MEMÓRIAS "REVISITADAS"

 

Demorei 20 anos a perceber a asneira que tinha feito. Deixei de estudar porque, como muitos outros, hoje como dantes, precisam de uma justa causa para lhes segurar o pensamento na sala de aulas. "Voei'" muito. O que fiz foi porque quando "aterrava ouvia o que o professor dizia. Ouvi muito pouco.

Fui trabalhar" com a convicção que faria as disciplinas como assistente, porque isso nos era permitido. Tinha plena consciência de que me estava a enganar e a enganar os meus pais, que apostavam tudo nos filhos. Resta-nos a consolação de lhes termos absorvido os princípios e os valores morais.

Não me posso desculpar com os maus colegas. Tive poucos, dava-me bem com eles. Os outros, que eram muito mais, hoje são médicos, arquitectos e engenheiros.

Na altura, sentia-lhes alguma inveja quando puxava pela carteira para pagar o que me apetecia consumir" sem limitação, considerando o fosso que nos separava pelo ordenado e a mesada.

O meu primeiro carro passeou com todos eles. Julgava que era o "maior", quando na realidade "grandes foram eles.

Perdi o rasto aos maus e mantenho contacto com alguns dos bons. Não me sentem inveja, porque não a tenho, apenas orgulho de sermos amigos.

Hoje encontro na sala de aulas antigos colegas e até colegas de serviço. Homens e mulheres, jovens e menos jovens, que, por razões diferentes, deixaram de estudar; mas que, por razões idênticas, aqui estão sentados, conseguindo o tempo que eu julgava há 20 anos estar a perder.

No ciclo de vida existe o momento em que não entendemos e nos revoltamos, quando nos dizem que a nossa obrigação é estudar. Não é fácil nem agradável fazê-lo, quando nos é imposto e não estamos predispostos a isso. Mas, quando sentimos necessidade de voltar a estuda, fazemo-lo principalmente porque sentimos na carteira o peso da diferença e uma revolta contida por nos vermos ultrapassados, não pela competência, mas pelo estatuto que qualquer licenciatura confere à inexperiência, ao desconhecimento, à incapacidade e algumas vezes à incompetência.

Um dia aprendi que cada plástico lançado ao mar pode percorrer milhas ao sabor das correntes.

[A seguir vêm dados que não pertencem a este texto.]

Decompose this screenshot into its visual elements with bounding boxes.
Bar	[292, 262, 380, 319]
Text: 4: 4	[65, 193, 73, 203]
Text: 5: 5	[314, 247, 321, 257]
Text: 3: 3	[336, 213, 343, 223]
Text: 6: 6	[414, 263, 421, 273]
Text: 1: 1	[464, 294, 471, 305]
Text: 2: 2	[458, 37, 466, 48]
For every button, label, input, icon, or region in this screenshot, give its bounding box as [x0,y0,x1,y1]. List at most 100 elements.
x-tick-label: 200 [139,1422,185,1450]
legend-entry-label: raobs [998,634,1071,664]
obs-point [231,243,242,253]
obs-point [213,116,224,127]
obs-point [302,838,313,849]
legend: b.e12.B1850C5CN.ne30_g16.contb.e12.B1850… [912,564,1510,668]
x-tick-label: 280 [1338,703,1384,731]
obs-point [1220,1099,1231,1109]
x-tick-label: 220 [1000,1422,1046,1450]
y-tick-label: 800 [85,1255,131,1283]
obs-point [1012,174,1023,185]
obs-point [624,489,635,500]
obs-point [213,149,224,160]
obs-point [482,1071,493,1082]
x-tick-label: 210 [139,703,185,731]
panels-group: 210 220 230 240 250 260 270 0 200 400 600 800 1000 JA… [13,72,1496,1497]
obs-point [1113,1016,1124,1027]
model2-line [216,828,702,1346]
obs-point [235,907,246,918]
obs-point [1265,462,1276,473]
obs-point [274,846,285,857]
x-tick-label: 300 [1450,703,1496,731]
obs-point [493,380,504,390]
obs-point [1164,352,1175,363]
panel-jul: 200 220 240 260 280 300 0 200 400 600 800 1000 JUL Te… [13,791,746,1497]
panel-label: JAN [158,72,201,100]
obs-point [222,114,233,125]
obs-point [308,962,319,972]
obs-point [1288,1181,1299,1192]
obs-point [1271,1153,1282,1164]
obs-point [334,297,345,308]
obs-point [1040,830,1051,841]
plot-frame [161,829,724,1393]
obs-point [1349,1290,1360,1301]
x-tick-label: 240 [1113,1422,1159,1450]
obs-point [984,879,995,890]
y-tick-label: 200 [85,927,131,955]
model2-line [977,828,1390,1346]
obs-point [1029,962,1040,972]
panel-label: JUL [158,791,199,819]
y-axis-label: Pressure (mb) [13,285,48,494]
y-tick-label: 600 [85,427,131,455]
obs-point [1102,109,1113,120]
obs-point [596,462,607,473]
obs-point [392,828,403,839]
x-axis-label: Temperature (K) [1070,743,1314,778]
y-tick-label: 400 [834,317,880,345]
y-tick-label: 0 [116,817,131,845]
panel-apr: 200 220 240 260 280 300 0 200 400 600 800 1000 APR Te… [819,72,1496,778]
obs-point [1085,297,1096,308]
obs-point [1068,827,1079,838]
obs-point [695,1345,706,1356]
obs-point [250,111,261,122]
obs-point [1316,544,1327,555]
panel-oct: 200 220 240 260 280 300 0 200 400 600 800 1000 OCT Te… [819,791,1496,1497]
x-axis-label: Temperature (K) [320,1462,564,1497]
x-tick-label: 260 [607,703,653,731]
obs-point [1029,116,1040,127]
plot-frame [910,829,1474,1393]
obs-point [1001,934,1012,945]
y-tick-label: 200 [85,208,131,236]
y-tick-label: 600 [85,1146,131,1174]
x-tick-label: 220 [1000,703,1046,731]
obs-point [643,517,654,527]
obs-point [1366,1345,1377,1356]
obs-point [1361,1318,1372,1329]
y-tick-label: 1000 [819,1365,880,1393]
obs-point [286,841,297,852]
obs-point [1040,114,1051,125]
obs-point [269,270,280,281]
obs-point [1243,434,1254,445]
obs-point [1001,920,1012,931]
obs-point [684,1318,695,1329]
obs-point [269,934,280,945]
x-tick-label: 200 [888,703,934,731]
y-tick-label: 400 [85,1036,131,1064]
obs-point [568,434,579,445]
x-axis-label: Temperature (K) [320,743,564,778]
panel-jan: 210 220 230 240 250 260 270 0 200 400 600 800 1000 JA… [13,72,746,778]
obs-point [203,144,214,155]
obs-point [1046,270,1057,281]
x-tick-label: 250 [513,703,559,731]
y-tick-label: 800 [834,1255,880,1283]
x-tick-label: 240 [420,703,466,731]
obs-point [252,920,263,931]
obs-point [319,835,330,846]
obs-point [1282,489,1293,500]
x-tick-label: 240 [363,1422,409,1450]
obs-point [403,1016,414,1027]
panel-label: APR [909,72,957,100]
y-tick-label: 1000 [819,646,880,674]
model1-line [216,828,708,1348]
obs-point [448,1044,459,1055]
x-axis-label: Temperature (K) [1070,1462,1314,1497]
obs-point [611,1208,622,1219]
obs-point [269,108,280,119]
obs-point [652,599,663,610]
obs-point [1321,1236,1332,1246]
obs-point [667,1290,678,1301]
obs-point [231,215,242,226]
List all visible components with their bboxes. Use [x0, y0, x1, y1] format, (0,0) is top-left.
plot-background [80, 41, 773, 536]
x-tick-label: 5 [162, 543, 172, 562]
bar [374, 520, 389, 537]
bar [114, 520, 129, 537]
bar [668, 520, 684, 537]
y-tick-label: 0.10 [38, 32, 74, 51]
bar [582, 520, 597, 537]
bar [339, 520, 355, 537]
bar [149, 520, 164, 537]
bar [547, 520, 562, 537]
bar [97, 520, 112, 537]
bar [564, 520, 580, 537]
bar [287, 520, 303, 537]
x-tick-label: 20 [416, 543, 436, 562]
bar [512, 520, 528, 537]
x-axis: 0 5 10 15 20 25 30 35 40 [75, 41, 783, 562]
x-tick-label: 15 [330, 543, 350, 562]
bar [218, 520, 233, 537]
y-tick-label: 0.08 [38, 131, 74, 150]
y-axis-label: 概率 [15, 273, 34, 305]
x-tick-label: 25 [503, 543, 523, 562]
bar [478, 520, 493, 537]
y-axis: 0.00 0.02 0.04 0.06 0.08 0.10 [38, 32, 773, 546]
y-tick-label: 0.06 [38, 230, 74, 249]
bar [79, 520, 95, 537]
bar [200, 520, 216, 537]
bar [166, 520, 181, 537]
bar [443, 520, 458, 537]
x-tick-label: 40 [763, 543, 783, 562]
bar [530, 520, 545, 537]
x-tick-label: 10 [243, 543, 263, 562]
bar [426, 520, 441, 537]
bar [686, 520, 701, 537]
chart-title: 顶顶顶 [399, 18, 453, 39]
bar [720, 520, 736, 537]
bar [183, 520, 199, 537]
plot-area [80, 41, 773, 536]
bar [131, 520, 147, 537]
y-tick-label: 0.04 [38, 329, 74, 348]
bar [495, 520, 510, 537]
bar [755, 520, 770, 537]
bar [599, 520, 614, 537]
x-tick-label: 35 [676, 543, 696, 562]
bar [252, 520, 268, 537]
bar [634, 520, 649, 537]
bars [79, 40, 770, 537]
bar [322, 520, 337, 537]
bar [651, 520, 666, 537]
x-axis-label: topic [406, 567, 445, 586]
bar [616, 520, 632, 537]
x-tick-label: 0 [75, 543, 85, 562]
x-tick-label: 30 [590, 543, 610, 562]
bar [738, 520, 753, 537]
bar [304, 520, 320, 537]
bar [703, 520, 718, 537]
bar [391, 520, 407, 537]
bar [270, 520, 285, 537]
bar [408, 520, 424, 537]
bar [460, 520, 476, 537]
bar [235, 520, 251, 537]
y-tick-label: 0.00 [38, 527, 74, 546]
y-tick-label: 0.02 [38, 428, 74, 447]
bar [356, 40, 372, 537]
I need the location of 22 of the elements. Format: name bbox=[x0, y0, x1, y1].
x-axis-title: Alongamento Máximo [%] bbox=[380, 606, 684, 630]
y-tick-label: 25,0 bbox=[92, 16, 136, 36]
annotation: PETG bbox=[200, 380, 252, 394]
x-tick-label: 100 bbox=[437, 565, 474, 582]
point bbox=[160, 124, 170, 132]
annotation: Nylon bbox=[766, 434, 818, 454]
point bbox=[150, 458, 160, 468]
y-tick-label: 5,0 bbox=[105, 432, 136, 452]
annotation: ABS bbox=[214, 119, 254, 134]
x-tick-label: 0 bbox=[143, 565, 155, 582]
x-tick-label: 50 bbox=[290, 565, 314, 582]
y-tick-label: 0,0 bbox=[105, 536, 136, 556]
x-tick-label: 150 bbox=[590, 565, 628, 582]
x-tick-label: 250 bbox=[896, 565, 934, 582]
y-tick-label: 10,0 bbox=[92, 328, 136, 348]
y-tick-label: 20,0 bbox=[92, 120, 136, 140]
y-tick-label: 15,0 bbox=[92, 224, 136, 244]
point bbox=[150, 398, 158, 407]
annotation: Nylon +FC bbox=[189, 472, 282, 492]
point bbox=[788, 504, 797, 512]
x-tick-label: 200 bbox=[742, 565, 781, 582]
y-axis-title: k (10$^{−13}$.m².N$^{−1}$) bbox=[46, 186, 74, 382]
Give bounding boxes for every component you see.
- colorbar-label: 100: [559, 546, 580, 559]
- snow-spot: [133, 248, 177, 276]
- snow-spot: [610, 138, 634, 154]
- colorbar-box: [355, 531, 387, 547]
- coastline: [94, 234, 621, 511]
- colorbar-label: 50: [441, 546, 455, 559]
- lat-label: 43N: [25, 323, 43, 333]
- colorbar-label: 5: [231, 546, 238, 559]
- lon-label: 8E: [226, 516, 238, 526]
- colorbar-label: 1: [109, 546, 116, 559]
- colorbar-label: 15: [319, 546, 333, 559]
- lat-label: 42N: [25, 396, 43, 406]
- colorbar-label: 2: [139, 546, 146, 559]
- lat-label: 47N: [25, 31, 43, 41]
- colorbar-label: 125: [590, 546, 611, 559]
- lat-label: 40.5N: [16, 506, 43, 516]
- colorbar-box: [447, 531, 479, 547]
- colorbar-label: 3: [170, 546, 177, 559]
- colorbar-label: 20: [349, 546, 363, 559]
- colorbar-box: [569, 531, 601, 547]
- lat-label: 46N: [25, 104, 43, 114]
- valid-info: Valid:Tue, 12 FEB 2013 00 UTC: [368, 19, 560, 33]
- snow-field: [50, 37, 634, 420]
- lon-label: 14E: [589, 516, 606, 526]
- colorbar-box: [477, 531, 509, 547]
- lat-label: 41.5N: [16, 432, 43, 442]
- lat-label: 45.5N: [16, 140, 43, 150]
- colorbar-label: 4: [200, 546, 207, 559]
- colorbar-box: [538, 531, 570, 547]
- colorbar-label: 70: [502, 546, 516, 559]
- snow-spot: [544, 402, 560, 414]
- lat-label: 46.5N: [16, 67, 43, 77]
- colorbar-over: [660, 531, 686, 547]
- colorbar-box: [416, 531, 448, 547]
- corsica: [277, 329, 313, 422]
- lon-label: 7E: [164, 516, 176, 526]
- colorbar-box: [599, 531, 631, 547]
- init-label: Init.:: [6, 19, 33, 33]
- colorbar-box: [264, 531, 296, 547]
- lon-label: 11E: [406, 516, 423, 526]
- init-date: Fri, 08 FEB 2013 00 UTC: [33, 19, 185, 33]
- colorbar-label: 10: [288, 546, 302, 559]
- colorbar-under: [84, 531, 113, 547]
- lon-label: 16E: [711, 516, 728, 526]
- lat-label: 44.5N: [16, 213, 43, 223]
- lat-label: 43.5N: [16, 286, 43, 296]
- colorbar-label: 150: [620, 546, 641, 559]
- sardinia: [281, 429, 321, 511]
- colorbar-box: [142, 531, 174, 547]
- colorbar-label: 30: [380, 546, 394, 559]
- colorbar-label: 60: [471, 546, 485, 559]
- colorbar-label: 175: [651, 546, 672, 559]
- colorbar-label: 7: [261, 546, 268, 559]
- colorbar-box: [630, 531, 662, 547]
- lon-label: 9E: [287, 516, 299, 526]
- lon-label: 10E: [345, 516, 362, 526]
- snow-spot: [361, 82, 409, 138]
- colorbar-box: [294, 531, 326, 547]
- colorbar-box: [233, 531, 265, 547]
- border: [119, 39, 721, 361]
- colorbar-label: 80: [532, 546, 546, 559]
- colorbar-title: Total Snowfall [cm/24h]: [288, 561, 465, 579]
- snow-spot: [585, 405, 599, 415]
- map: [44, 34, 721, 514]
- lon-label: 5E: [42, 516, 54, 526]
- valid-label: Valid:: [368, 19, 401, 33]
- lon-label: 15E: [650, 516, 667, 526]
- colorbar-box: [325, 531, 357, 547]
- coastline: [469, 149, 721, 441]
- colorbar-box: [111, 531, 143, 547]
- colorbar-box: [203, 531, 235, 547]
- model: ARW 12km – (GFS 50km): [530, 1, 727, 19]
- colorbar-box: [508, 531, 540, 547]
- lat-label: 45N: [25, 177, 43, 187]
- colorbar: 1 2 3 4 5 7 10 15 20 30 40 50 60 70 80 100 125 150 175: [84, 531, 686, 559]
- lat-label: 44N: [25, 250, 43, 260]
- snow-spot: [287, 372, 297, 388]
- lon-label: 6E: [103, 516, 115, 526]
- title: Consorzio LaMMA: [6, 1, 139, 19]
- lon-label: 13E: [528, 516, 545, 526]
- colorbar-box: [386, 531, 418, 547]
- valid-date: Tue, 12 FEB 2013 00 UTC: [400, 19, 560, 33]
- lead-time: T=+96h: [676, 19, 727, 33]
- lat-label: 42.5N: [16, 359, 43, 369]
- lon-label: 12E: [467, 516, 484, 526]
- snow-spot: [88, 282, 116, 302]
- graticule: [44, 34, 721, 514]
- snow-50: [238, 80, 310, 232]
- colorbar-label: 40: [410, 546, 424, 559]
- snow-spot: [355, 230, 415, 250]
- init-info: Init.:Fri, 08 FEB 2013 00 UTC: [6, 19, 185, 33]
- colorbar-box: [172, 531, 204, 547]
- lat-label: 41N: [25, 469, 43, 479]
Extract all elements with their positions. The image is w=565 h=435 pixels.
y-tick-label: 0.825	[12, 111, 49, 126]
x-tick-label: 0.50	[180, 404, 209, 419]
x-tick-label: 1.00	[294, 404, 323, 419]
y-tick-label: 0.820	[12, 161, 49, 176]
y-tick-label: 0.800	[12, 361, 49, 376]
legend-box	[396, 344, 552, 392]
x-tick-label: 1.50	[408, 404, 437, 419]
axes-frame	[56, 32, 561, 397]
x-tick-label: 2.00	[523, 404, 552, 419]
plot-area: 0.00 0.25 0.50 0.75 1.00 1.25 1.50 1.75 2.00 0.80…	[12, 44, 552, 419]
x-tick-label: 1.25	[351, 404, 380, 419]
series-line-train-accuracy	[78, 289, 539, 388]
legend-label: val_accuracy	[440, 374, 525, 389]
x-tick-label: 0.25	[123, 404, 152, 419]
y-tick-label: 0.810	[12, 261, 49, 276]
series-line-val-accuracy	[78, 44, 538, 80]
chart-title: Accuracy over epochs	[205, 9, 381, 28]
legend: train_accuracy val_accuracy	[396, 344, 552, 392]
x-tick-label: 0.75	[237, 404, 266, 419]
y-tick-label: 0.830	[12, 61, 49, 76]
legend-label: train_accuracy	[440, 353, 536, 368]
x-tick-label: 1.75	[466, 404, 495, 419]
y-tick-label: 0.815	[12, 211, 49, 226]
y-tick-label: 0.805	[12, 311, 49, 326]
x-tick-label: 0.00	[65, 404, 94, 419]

Demora centenas de anos a degradar-se e é a morte anunciada de uma tartaruga ou de um golfinho, provocando-lhes asfixia após ingestão. Morte agonizante pela incúria e o desrespeito pela natureza. Tudo o que flutua, emerge ou submerge nos oceanos é visto como peixe, crustáceos, algas e medusas de que estas espécies se alimentam; por isso, embora nunca tenha tido esse péssimo habito de atirar lixo ao mar, cada vez que vejo e tenho possibilidade de recolher um saco de plástico faço-o com desprezo indefinido por quem o atirou e com orgulho por ter acabado de salvar uma tartaruga ou um golfinho.

Estas palavras são um pedaço da história de alguém que demorou 20 anos a reconhecer um erro! São um desabafo de alguém que estaria morto se arrependimento matasse e um contributo para todos aqueles que se revejam neste papel, na certeza porém que este pedaço de história conseguirá salvar muitos mais golfinhos.

Armando Jorge Anastácio

O que é estudar?

«Estudar seriamente em texto é estudar o estudo de quem, estudando, escreveu (...). É buscar as relações entre o conteúdo em estudo e outras dimensões afins do conhecimento. Estudar é uma forma de reinventar, de reescrever, de recriar – tarefa de sujeito e não de objecto.»